The third source of financial interrelatedness is the topic of this dispute and
involves the underwriting and financial advisory services addressed in
Section 9.8(b) of the CCRE LP Agreement. Discovery into these benefits is
appropriate, but discovery into the other potential benefits is not.23 The Court must
focus on what the contract provides in terms of how CCRE relates to CFLP and its
affiliates for the provision of various services. The profits or benefits that CFLP
and its affiliates may draw from a relationship with CCRE, other than those related
to the specific allegations in the Complaint, are simply not material or likely to
lead to the discovery of admissible evidence.

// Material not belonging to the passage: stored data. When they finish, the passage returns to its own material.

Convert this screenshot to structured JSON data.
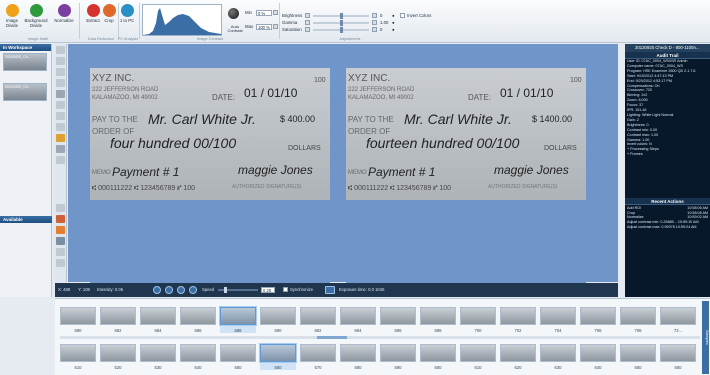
{
  "ribbon": {
    "buttons": [
      {
        "label": "Image Divide",
        "icon": "image-divide-icon",
        "color": "#f0a11a"
      },
      {
        "label": "Background Divide",
        "icon": "background-divide-icon",
        "color": "#2f9a3c"
      },
      {
        "label": "Normalize",
        "icon": "normalize-icon",
        "color": "#7b3fa0"
      },
      {
        "label": "Extract",
        "icon": "extract-icon",
        "color": "#d6332f"
      },
      {
        "label": "Crop",
        "icon": "crop-icon",
        "color": "#e0672a"
      },
      {
        "label": "1 to PC",
        "icon": "pc-icon",
        "color": "#2a8fc4"
      }
    ],
    "groups": {
      "image_math": "Image Math",
      "data_reduction": "Data Reduction",
      "pc_analysis": "PC Analysis",
      "image_contrast": "Image Contrast",
      "adjustments": "Adjustments"
    },
    "contrast": {
      "auto_label": "Auto Contrast",
      "min_label": "Min",
      "min_value": "0 %",
      "max_label": "Max",
      "max_value": "100 %"
    },
    "adjust": {
      "brightness_label": "Brightness",
      "brightness_value": "0",
      "gamma_label": "Gamma",
      "gamma_value": "1.00",
      "saturation_label": "Saturation",
      "saturation_value": "0",
      "invert_label": "Invert Colors"
    }
  },
  "workspace": {
    "title": "In Workspace",
    "items": [
      "20120920_Ch...",
      "20120920_Ch..."
    ],
    "available_title": "Available"
  },
  "check_left": {
    "company": "XYZ INC.",
    "address1": "222 JEFFERSON ROAD",
    "address2": "KALAMAZOO, MI 49002",
    "date_label": "DATE:",
    "date": "01 / 01/10",
    "pay_label": "PAY TO THE",
    "order_label": "ORDER OF",
    "payee": "Mr. Carl White Jr.",
    "amount": "$ 400.00",
    "words": "four hundred 00/100",
    "dollars": "DOLLARS",
    "memo_label": "MEMO",
    "memo": "Payment # 1",
    "signature": "maggie Jones",
    "sig_label": "AUTHORIZED SIGNATURE(S)",
    "micr": "⑆ 000111222 ⑆ 123456789 ⑈ 100",
    "number": "100"
  },
  "check_right": {
    "company": "XYZ INC.",
    "address1": "222 JEFFERSON ROAD",
    "address2": "KALAMAZOO, MI 49002",
    "date_label": "DATE:",
    "date": "01 / 01/10",
    "pay_label": "PAY TO THE",
    "order_label": "ORDER OF",
    "payee": "Mr. Carl White Jr.",
    "amount": "$ 1400.00",
    "words": "fourteen hundred 00/100",
    "dollars": "DOLLARS",
    "memo_label": "MEMO",
    "memo": "Payment # 1",
    "signature": "maggie Jones",
    "sig_label": "AUTHORIZED SIGNATURE(S)",
    "micr": "⑆ 000111222 ⑆ 123456789 ⑈ 100",
    "number": "100"
  },
  "playbar": {
    "x": "X: 488",
    "y": "Y: 108",
    "intensity": "Intensity: 0.05",
    "speed_label": "Speed",
    "speed_value": "0.25",
    "sync_label": "Synchronize",
    "exposure": "Exposure time: 0.0 1045"
  },
  "audit": {
    "window_title": "20120920 Check D - 800-1100n...",
    "title": "Audit Trail",
    "lines": [
      "User ID: 07AC_0004_WS\\ISR Admin",
      "Computer name: 07AC_0004_WS",
      "Program: HSE Examiner 2600 QD 2.1.7.6",
      "Start: 9/10/2012 4:47:13 PM",
      "End: 9/20/2012 4:53:17 PM",
      "Compensations: On",
      "Crossover: 720",
      "Binning: 2x2",
      "Zoom: 8,000",
      "Focus: 37",
      "IPR: 151.46",
      "Lighting: White Light Normal",
      "Gain: 2",
      "Brightness: 0",
      "Contrast min: 0.00",
      "Contrast max: 1.00",
      "Gamma: 1.00",
      "Invert colors: N",
      "+ Processing Steps",
      "+ Frames"
    ],
    "recent_title": "Recent Actions",
    "recent": [
      {
        "action": "Add ROI",
        "time": "10:58:06 AM"
      },
      {
        "action": "Crop",
        "time": "10:58:08 AM"
      },
      {
        "action": "Normalize",
        "time": "10:59:02 AM"
      },
      {
        "action": "Adjust contrast min: 0.25885... 10:59:10 AM",
        "time": ""
      },
      {
        "action": "Adjust contrast max: 0.99978 10:59:24 AM",
        "time": ""
      }
    ]
  },
  "filmstrip": {
    "row1": [
      "680",
      "682",
      "684",
      "686",
      "688",
      "690",
      "692",
      "694",
      "696",
      "698",
      "700",
      "702",
      "704",
      "706",
      "708",
      "72..."
    ],
    "row1_selected": 4,
    "row2": [
      "510",
      "520",
      "530",
      "540",
      "550",
      "560",
      "570",
      "580",
      "590",
      "600",
      "610",
      "620",
      "630",
      "640",
      "650",
      "660"
    ],
    "row2_selected": 5,
    "side_label": "Samples"
  }
}
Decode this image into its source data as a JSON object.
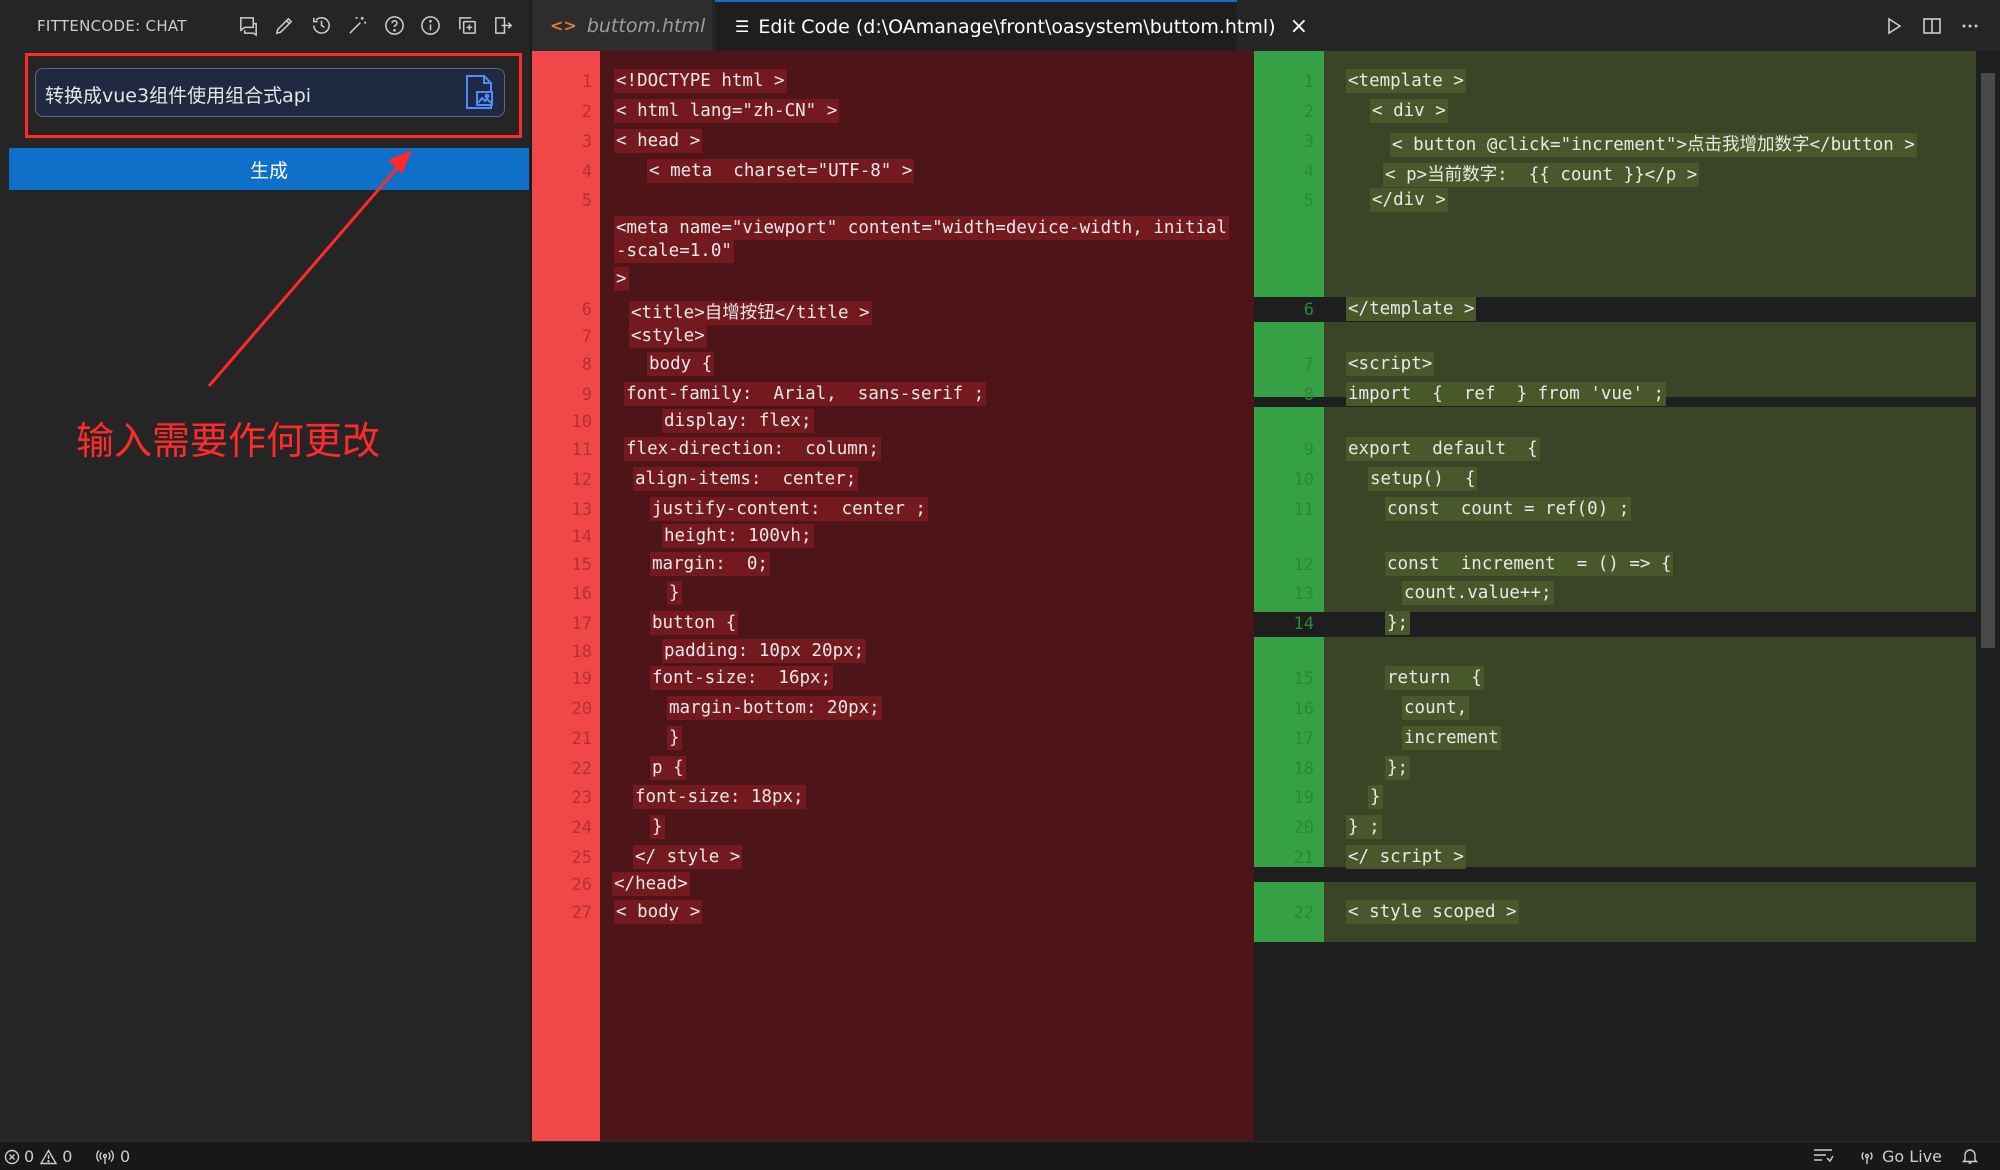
{
  "sidebar": {
    "title": "FITTENCODE: CHAT",
    "icons": [
      "new-chat-icon",
      "edit-icon",
      "history-icon",
      "magic-wand-icon",
      "help-icon",
      "info-icon",
      "copy-icon",
      "export-icon"
    ],
    "prompt": {
      "value": "转换成vue3组件使用组合式api",
      "image_icon": "image-upload-icon"
    },
    "generate_label": "生成",
    "annotation": "输入需要作何更改"
  },
  "tabs": [
    {
      "label": "buttom.html",
      "icon": "html-file-icon",
      "active": false
    },
    {
      "label": "Edit Code (d:\\OAmanage\\front\\oasystem\\buttom.html)",
      "icon": "diff-icon",
      "active": true,
      "close": "×"
    }
  ],
  "toolbar_icons": [
    "run-icon",
    "split-editor-icon",
    "more-icon"
  ],
  "diff_left": [
    {
      "n": "1",
      "text": "<!DOCTYPE html >"
    },
    {
      "n": "2",
      "text": "< html lang=\"zh-CN\" >"
    },
    {
      "n": "3",
      "text": "< head >"
    },
    {
      "n": "4",
      "text": "< meta  charset=\"UTF-8\" >"
    },
    {
      "n": "5",
      "text": ""
    },
    {
      "n": "",
      "text": "<meta name=\"viewport\" content=\"width=device-width, initial"
    },
    {
      "n": "",
      "text": "-scale=1.0\""
    },
    {
      "n": "",
      "text": ">"
    },
    {
      "n": "6",
      "text": "<title>自增按钮</title >"
    },
    {
      "n": "7",
      "text": "<style>"
    },
    {
      "n": "8",
      "text": "body {"
    },
    {
      "n": "9",
      "text": "font-family:  Arial,  sans-serif ;"
    },
    {
      "n": "10",
      "text": "display: flex;"
    },
    {
      "n": "11",
      "text": "flex-direction:  column;"
    },
    {
      "n": "12",
      "text": "align-items:  center;"
    },
    {
      "n": "13",
      "text": "justify-content:  center ;"
    },
    {
      "n": "14",
      "text": "height: 100vh;"
    },
    {
      "n": "15",
      "text": "margin:  0;"
    },
    {
      "n": "16",
      "text": "}"
    },
    {
      "n": "17",
      "text": "button {"
    },
    {
      "n": "18",
      "text": "padding: 10px 20px;"
    },
    {
      "n": "19",
      "text": "font-size:  16px;"
    },
    {
      "n": "20",
      "text": "margin-bottom: 20px;"
    },
    {
      "n": "21",
      "text": "}"
    },
    {
      "n": "22",
      "text": "p {"
    },
    {
      "n": "23",
      "text": "font-size: 18px;"
    },
    {
      "n": "24",
      "text": "}"
    },
    {
      "n": "25",
      "text": "</ style >"
    },
    {
      "n": "26",
      "text": "</head>"
    },
    {
      "n": "27",
      "text": "< body >"
    }
  ],
  "diff_right": [
    {
      "n": "1",
      "text": "<template >"
    },
    {
      "n": "2",
      "text": "< div >"
    },
    {
      "n": "3",
      "text": "< button @click=\"increment\">点击我增加数字</button >"
    },
    {
      "n": "4",
      "text": "< p>当前数字:  {{ count }}</p >"
    },
    {
      "n": "5",
      "text": "</div >"
    },
    {
      "n": "6",
      "text": "</template >"
    },
    {
      "n": "7",
      "text": "<script>"
    },
    {
      "n": "8",
      "text": "import  {  ref  } from 'vue' ;"
    },
    {
      "n": "9",
      "text": "export  default  {"
    },
    {
      "n": "10",
      "text": "setup()  {"
    },
    {
      "n": "11",
      "text": "const  count = ref(0) ;"
    },
    {
      "n": "12",
      "text": "const  increment  = () => {"
    },
    {
      "n": "13",
      "text": "count.value++;"
    },
    {
      "n": "14",
      "text": "};"
    },
    {
      "n": "15",
      "text": "return  {"
    },
    {
      "n": "16",
      "text": "count,"
    },
    {
      "n": "17",
      "text": "increment"
    },
    {
      "n": "18",
      "text": "};"
    },
    {
      "n": "19",
      "text": "}"
    },
    {
      "n": "20",
      "text": "} ;"
    },
    {
      "n": "21",
      "text": "</ script >"
    },
    {
      "n": "22",
      "text": "< style scoped >"
    }
  ],
  "status": {
    "errors": "0",
    "warnings": "0",
    "ports": "0",
    "go_live": "Go Live"
  },
  "colors": {
    "removed_bg": "#4d1518",
    "removed_gutter": "#f04848",
    "added_bg": "#3a4528",
    "added_gutter": "#36a044",
    "annotation": "#ff2a2a",
    "accent": "#0e70c8"
  }
}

That CFLP and its affiliates may
profit from the relationship with CCRE does not inform the question of whether
the fees charged for the work covered by Section 9.8(b) of the CCRE LP
Agreement is reasonable or unreasonable, cheap or expensive.24 In short,
23 Again, this conclusion is based upon the Court’s current understanding of the nature of the dispute. See supra notes 20–22. 24 In addition, to the extent there is a debate about intercompany payments, that issue does not seem to be fairly raised in the Complaint. CIM Urban Lending GP, LLC v. Cantor Commercial Real Estate Sponsor, L.P. C.A. No. 11060-VCN February 26, 2016 Page 14
discovery into benefits, or profits, or compensation not dealing with the fees that
have been put at issue in this litigation is not appropriate.25
In sum, Plaintiffs’ Motion to Compel is denied with respect to
Interrogatory No. 6 in order to allow the Defendants an opportunity to carry out
their commitment to provide a response on a securitization-by-securitization
basis, and denied with respect to Document Request No. 17 and Interrogatory
Nos. 32 and 33 to the extent that they seek information related to payments
accruing to CFLP other than compensation related to underwriting and financial
advisory services, recognizing that should such payments eventually become
relevant, the Court may revisit these requests.
*** IT IS SO ORDERED.
Very truly yours,
/s/ John W. Noble JWN/cap cc: Register in Chancery-K
25 As the Court has indicated, as the case evolves, some of the discovery for which there is no current apparent purpose may become relevant. Perhaps the motion to compel was premature, and perhaps the need for the discovery has not been developed in a fulsome fashion. Thus, Plaintiffs may renew their motion for discovery based on either how this case develops or the results of the Defendants’ undertaking set forth above. See supra notes 19–22 and accompanying text.